In March 2018, taking into account the comparatively uncertain geopolitical picture and GKP’s region of operations, a series of positive VectorVest metric indicators were logged and highlighted, along with a buy note. The stock then traded at 130p, went on to hit and pass our then target of 179p, topping out at over 300p during summer 2018. Now trading at 250p, the stock logs an excellent RV (Relative Value) rating of 1.54 (scale of 0.00-2.00), but the uncertain geopolitical picture previously mentioned continues to weigh across the RS (Relative Safety) metric, where GKP scores a fair rating of 1.04 (scale of 0.00 to 2.00), and a poor Relative Timing (RT) (stock price trend) metric of 0.84, (again on a scale of 0.00 to 2.00). Despite this, trading at 250p, brave investors might still want to consider the stock as it is still considerably undervalued against a current VectorVest valuation of 412p per share.
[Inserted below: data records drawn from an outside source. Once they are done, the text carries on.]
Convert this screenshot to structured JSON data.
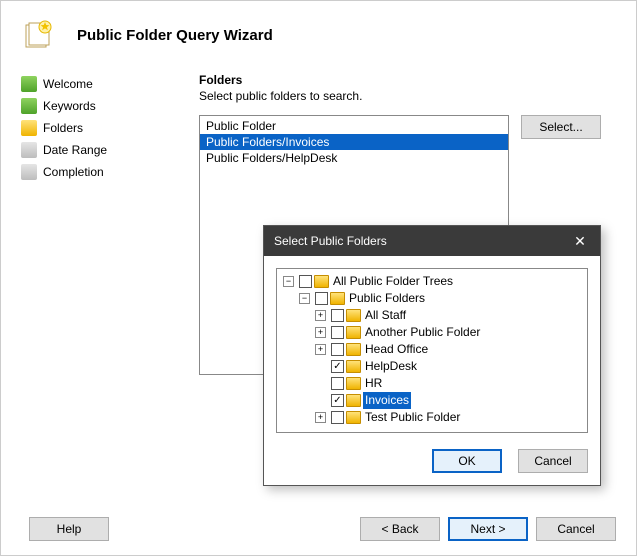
{
  "header": {
    "title": "Public Folder Query Wizard"
  },
  "sidebar": {
    "items": [
      {
        "label": "Welcome",
        "state": "green"
      },
      {
        "label": "Keywords",
        "state": "green"
      },
      {
        "label": "Folders",
        "state": "yellow"
      },
      {
        "label": "Date Range",
        "state": "grey"
      },
      {
        "label": "Completion",
        "state": "grey"
      }
    ]
  },
  "main": {
    "section_title": "Folders",
    "section_sub": "Select public folders to search.",
    "select_label": "Select...",
    "list": [
      {
        "text": "Public Folder",
        "selected": false
      },
      {
        "text": "Public Folders/Invoices",
        "selected": true
      },
      {
        "text": "Public Folders/HelpDesk",
        "selected": false
      }
    ]
  },
  "footer": {
    "help": "Help",
    "back": "< Back",
    "next": "Next >",
    "cancel": "Cancel"
  },
  "modal": {
    "title": "Select Public Folders",
    "ok": "OK",
    "cancel": "Cancel",
    "tree": {
      "n0": "All Public Folder Trees",
      "n1": "Public Folders",
      "n2": "All Staff",
      "n3": "Another Public Folder",
      "n4": "Head Office",
      "n5": "HelpDesk",
      "n6": "HR",
      "n7": "Invoices",
      "n8": "Test Public Folder"
    }
  }
}
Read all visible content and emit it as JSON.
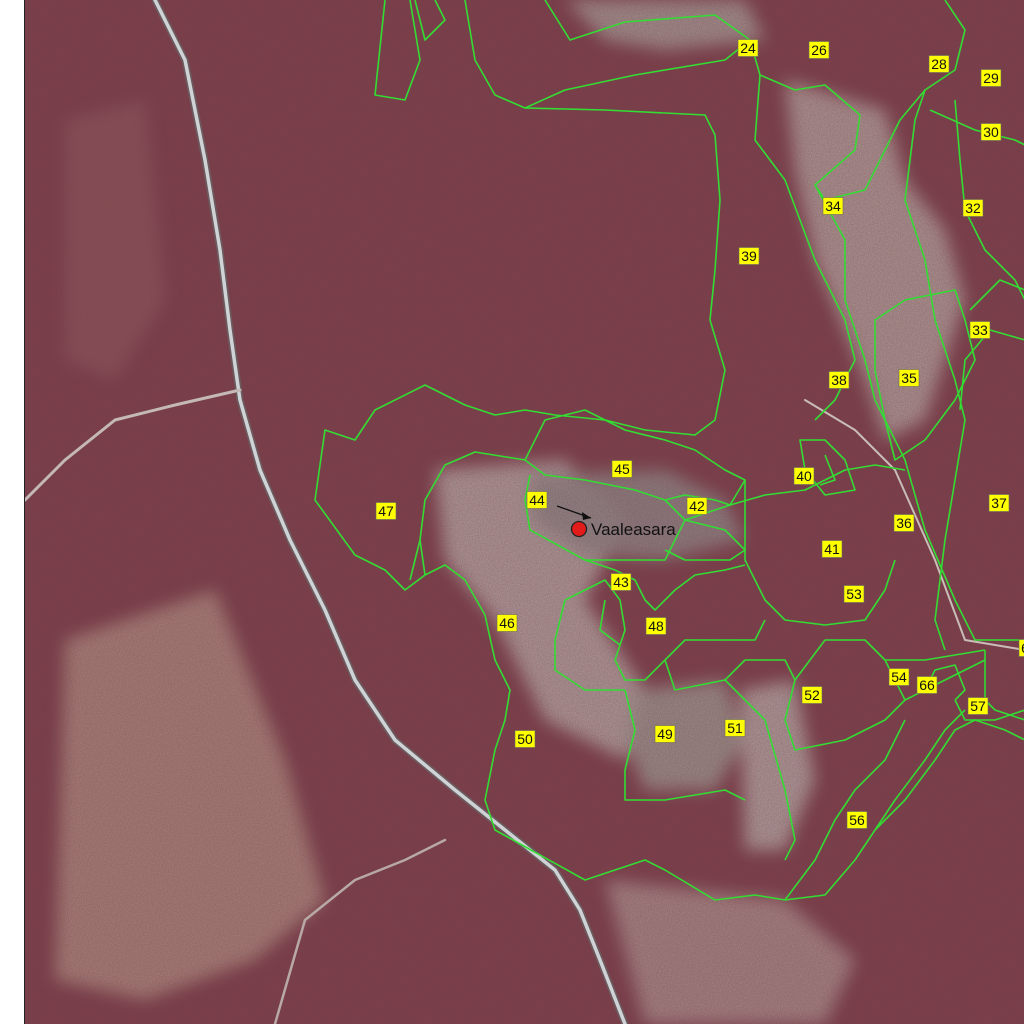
{
  "map": {
    "place_name": "Vaaleasara",
    "colors": {
      "forest": "#7a3f48",
      "forest_dark": "#5e2c36",
      "open_bog": "#b9aea6",
      "bare_ground": "#a98c80",
      "road": "#cfd3d6",
      "boundary": "#33dd33",
      "label_bg": "#ffff00",
      "marker": "#e21b1b"
    },
    "compartment_labels": [
      "24",
      "26",
      "28",
      "29",
      "30",
      "32",
      "34",
      "39",
      "33",
      "35",
      "38",
      "40",
      "45",
      "44",
      "42",
      "47",
      "36",
      "37",
      "41",
      "43",
      "53",
      "46",
      "48",
      "54",
      "66",
      "52",
      "57",
      "50",
      "49",
      "51",
      "56",
      "6"
    ]
  }
}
The chart of GKP.L is shown above over the past year using daily candles. The green line study above the price is the VectorVest valuation while the blue line study in the window below the price is earnings per share (EPS). The latter is rising strongly. The share has sold off in recent days with the overall market and traders should wait until the share prints a VectorVest Buy signal before entering or adding to a position. Alternatively, traders should wait and buy a breakout of the 52 week high.
Summary: Most investors will have heard of Gulf Keystone Petroleum (GKP) because of some huge historical share price movements and a somewhat chequered history. We outlined the volatile and comparatively risky nature of GKP shares in our March note this year, but those that did take advantage will have seen their investment double in value since that time. The same conditions exist today, although production at Shaikan is increasing, and the company’s financial position has been transformed. VectorVest reiterates the point made in March: as a trading and investing instrument, GKP currently offers a decent proposition, while the excellent RV rating warrants a speculative buy rating for investors with an appetite for risk upon a breakout of the last high made on the last week of August 2018.